Quelles autres difficultés peuvent rencontrer les professeurs? Le sujet comporte une charge affective importante qui peut conduire les élèves à des débordements (émotion, larmes, rires moqueurs de défense, violence verbale...) qu'il faut pouvoir canaliser, le mal absolu étant difficilement imaginable surtout à ces âges. Il est sûrement préférable d'entrer dans le cours par une approche la plus scientifique possible : décryptage du discours nazi, analyse de documents, chiffres. Eviter une approche" doloriste" qui ne serait que du côté des victimes, montrer aussi les actes de résistance comme celui du ghetto de Varsovie ou l'engagement de jeunes juifs dans les FTP-MOI

Des élèves disent parfois qu'on parle trop de la Shoah et pas assez d'autres victimes, faisant jouer la concurrence mémorielle, le fameux "2 poids, 2 mesures". Que leur répondre? Par des chiffres : en moyenne les professeurs de CM2, 3ème et 1ère consacrent 3h/an à cette question. 1,5% des élèves d'une classe d'âge/an se rend dans un lieu de mémoire juif. 5000 élèves (sur 12 millions) /an se rendent à Auschwitz. 3000 enseignants (sur 1 million) se sont formés au Mémorial de la Shoah depuis son ouverture. On peut signaler aussi que le même Mémorial travaille et communique aussi sur le génocide arménien et sur celui des Tutsis au Rwanda.

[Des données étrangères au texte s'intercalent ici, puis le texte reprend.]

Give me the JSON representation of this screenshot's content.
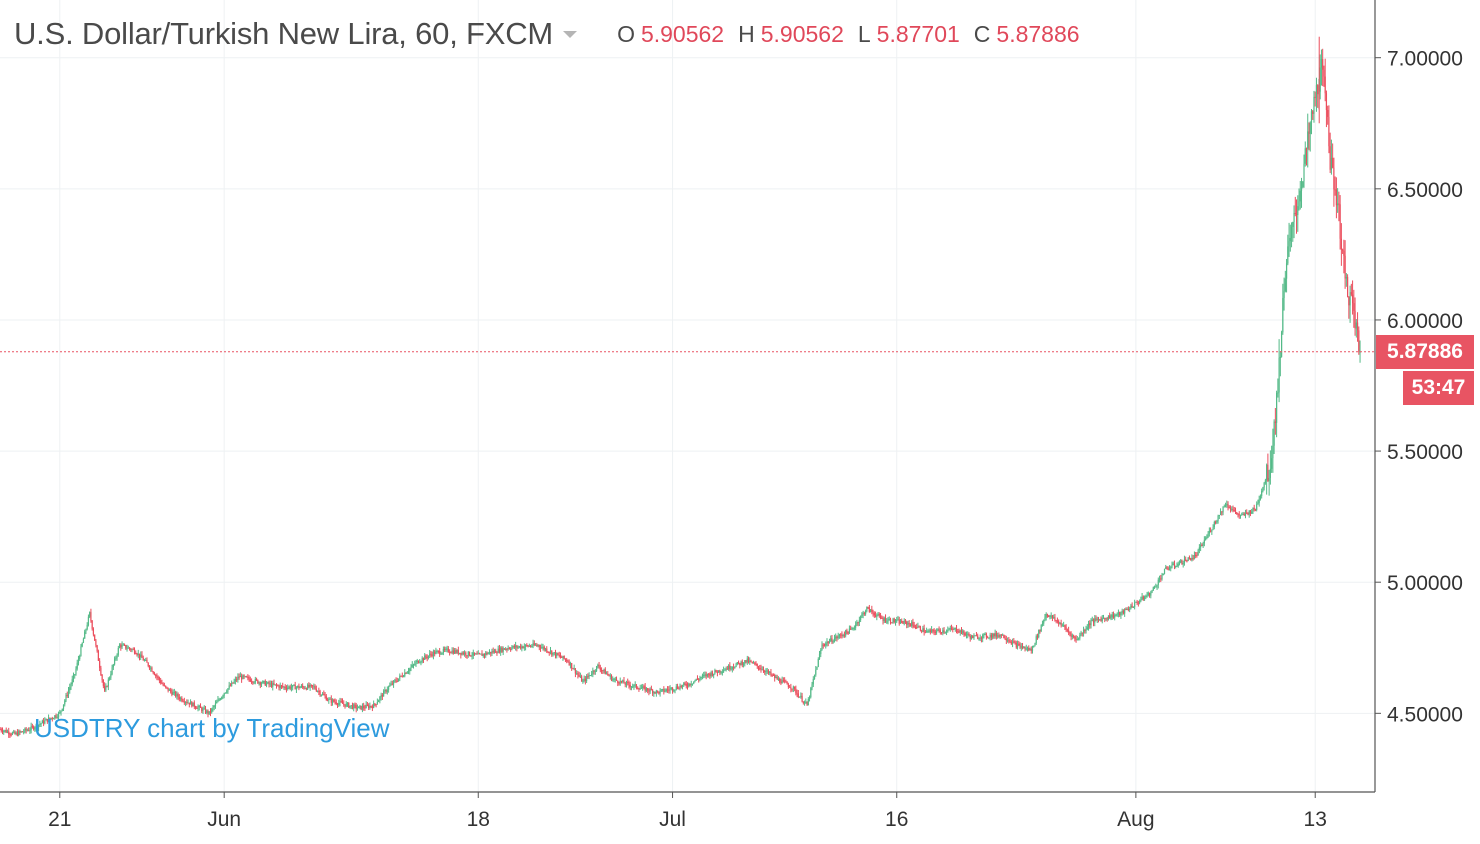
{
  "header": {
    "title": "U.S. Dollar/Turkish New Lira, 60, FXCM",
    "ohlc": {
      "o_label": "O",
      "o_value": "5.90562",
      "h_label": "H",
      "h_value": "5.90562",
      "l_label": "L",
      "l_value": "5.87701",
      "c_label": "C",
      "c_value": "5.87886"
    }
  },
  "watermark": "USDTRY chart by TradingView",
  "last_price_tag": "5.87886",
  "countdown_tag": "53:47",
  "colors": {
    "up": "#53b987",
    "down": "#eb4d5c",
    "price_tag": "#e85463",
    "grid": "#eef1f3",
    "axis": "#555555",
    "watermark": "#2d9bde"
  },
  "chart_data": {
    "type": "candlestick",
    "symbol": "USDTRY",
    "interval": "60",
    "source": "FXCM",
    "y_axis": {
      "position": "right",
      "ticks": [
        4.5,
        5.0,
        5.5,
        6.0,
        6.5,
        7.0
      ],
      "tick_labels": [
        "4.50000",
        "5.00000",
        "5.50000",
        "6.00000",
        "6.50000",
        "7.00000"
      ],
      "range": [
        4.2,
        7.22
      ]
    },
    "x_axis": {
      "tick_labels": [
        "21",
        "Jun",
        "18",
        "Jul",
        "16",
        "Aug",
        "13"
      ],
      "tick_dates": [
        "2018-05-21",
        "2018-06-01",
        "2018-06-18",
        "2018-07-01",
        "2018-07-16",
        "2018-08-01",
        "2018-08-13"
      ],
      "range": [
        "2018-05-17",
        "2018-08-17"
      ]
    },
    "grid": true,
    "last_price": 5.87886,
    "price_path": [
      [
        "2018-05-17",
        4.44
      ],
      [
        "2018-05-18",
        4.42
      ],
      [
        "2018-05-19",
        4.44
      ],
      [
        "2018-05-21",
        4.5
      ],
      [
        "2018-05-22",
        4.65
      ],
      [
        "2018-05-23",
        4.88
      ],
      [
        "2018-05-24",
        4.58
      ],
      [
        "2018-05-25",
        4.76
      ],
      [
        "2018-05-26",
        4.74
      ],
      [
        "2018-05-27",
        4.68
      ],
      [
        "2018-05-28",
        4.6
      ],
      [
        "2018-05-29",
        4.56
      ],
      [
        "2018-05-31",
        4.5
      ],
      [
        "2018-06-01",
        4.58
      ],
      [
        "2018-06-02",
        4.64
      ],
      [
        "2018-06-04",
        4.61
      ],
      [
        "2018-06-05",
        4.6
      ],
      [
        "2018-06-07",
        4.6
      ],
      [
        "2018-06-08",
        4.55
      ],
      [
        "2018-06-10",
        4.52
      ],
      [
        "2018-06-11",
        4.53
      ],
      [
        "2018-06-12",
        4.6
      ],
      [
        "2018-06-14",
        4.7
      ],
      [
        "2018-06-15",
        4.73
      ],
      [
        "2018-06-16",
        4.74
      ],
      [
        "2018-06-18",
        4.72
      ],
      [
        "2018-06-20",
        4.75
      ],
      [
        "2018-06-22",
        4.76
      ],
      [
        "2018-06-24",
        4.7
      ],
      [
        "2018-06-25",
        4.62
      ],
      [
        "2018-06-26",
        4.68
      ],
      [
        "2018-06-27",
        4.63
      ],
      [
        "2018-06-28",
        4.61
      ],
      [
        "2018-06-30",
        4.58
      ],
      [
        "2018-07-02",
        4.61
      ],
      [
        "2018-07-03",
        4.64
      ],
      [
        "2018-07-05",
        4.68
      ],
      [
        "2018-07-06",
        4.7
      ],
      [
        "2018-07-07",
        4.67
      ],
      [
        "2018-07-08",
        4.63
      ],
      [
        "2018-07-09",
        4.6
      ],
      [
        "2018-07-10",
        4.53
      ],
      [
        "2018-07-11",
        4.76
      ],
      [
        "2018-07-13",
        4.82
      ],
      [
        "2018-07-14",
        4.9
      ],
      [
        "2018-07-15",
        4.86
      ],
      [
        "2018-07-16",
        4.85
      ],
      [
        "2018-07-17",
        4.84
      ],
      [
        "2018-07-18",
        4.81
      ],
      [
        "2018-07-20",
        4.82
      ],
      [
        "2018-07-21",
        4.79
      ],
      [
        "2018-07-23",
        4.8
      ],
      [
        "2018-07-24",
        4.76
      ],
      [
        "2018-07-25",
        4.74
      ],
      [
        "2018-07-26",
        4.88
      ],
      [
        "2018-07-27",
        4.84
      ],
      [
        "2018-07-28",
        4.78
      ],
      [
        "2018-07-29",
        4.85
      ],
      [
        "2018-07-31",
        4.88
      ],
      [
        "2018-08-01",
        4.92
      ],
      [
        "2018-08-02",
        4.96
      ],
      [
        "2018-08-03",
        5.05
      ],
      [
        "2018-08-05",
        5.1
      ],
      [
        "2018-08-06",
        5.2
      ],
      [
        "2018-08-07",
        5.3
      ],
      [
        "2018-08-08",
        5.25
      ],
      [
        "2018-08-09",
        5.28
      ],
      [
        "2018-08-10",
        5.45
      ],
      [
        "2018-08-10T12",
        5.75
      ],
      [
        "2018-08-11",
        6.2
      ],
      [
        "2018-08-12",
        6.5
      ],
      [
        "2018-08-13",
        6.85
      ],
      [
        "2018-08-13T10",
        6.95
      ],
      [
        "2018-08-13T20",
        6.8
      ],
      [
        "2018-08-14",
        6.6
      ],
      [
        "2018-08-14T12",
        6.45
      ],
      [
        "2018-08-15",
        6.15
      ],
      [
        "2018-08-15T12",
        6.05
      ],
      [
        "2018-08-16",
        5.87886
      ]
    ],
    "extremes": {
      "high": 7.08,
      "high_date": "2018-08-13",
      "low": 4.4,
      "low_date": "2018-05-18"
    }
  }
}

En même temps l'école a peut-être elle-même introduit ce problème des concurrences mémorielles en confondant parfois histoire et mémoire. Rappelons-nous la suggestion de N.Sarkozy alors Président, après les assassinats à l'Ecole juive de Toulouse en 2012, "que chaque enfant de cours moyen se charge de la pensée et du destin d'un enfant juif exterminé", ce qui a suscité levée de boucliers et abandon de la directive. Marie-Anne Matard-Bonucci, professeur d'histoire à Paris 8 va même plus loin : "L'école outrepasse son rôle, dit-elle, en voulant transmettre, en plus de l'histoire, la mémoire de la Shoah. L'histoire a une visée universaliste, tandis que la mémoire intéresse une communauté et n'a pas sa place à l'école, quelle que soit cette communauté". Son avis me semble très tranché; certes il peut parfois exister une certaine confusion entre histoire et mémoire, mais il me semble que la mémoire de cette tragédie exceptionnelle qu'est la Shoah n'intéresse pas que la communauté juive mais bien tous les citoyens, enfants des écoles compris, du pays où elle s'est déroulée : la collaboration sous Vichy ou le sauvetage des Juifs par les Justes nous concernent tous , et la commémoration est l'une des façons de transmettre l'histoire.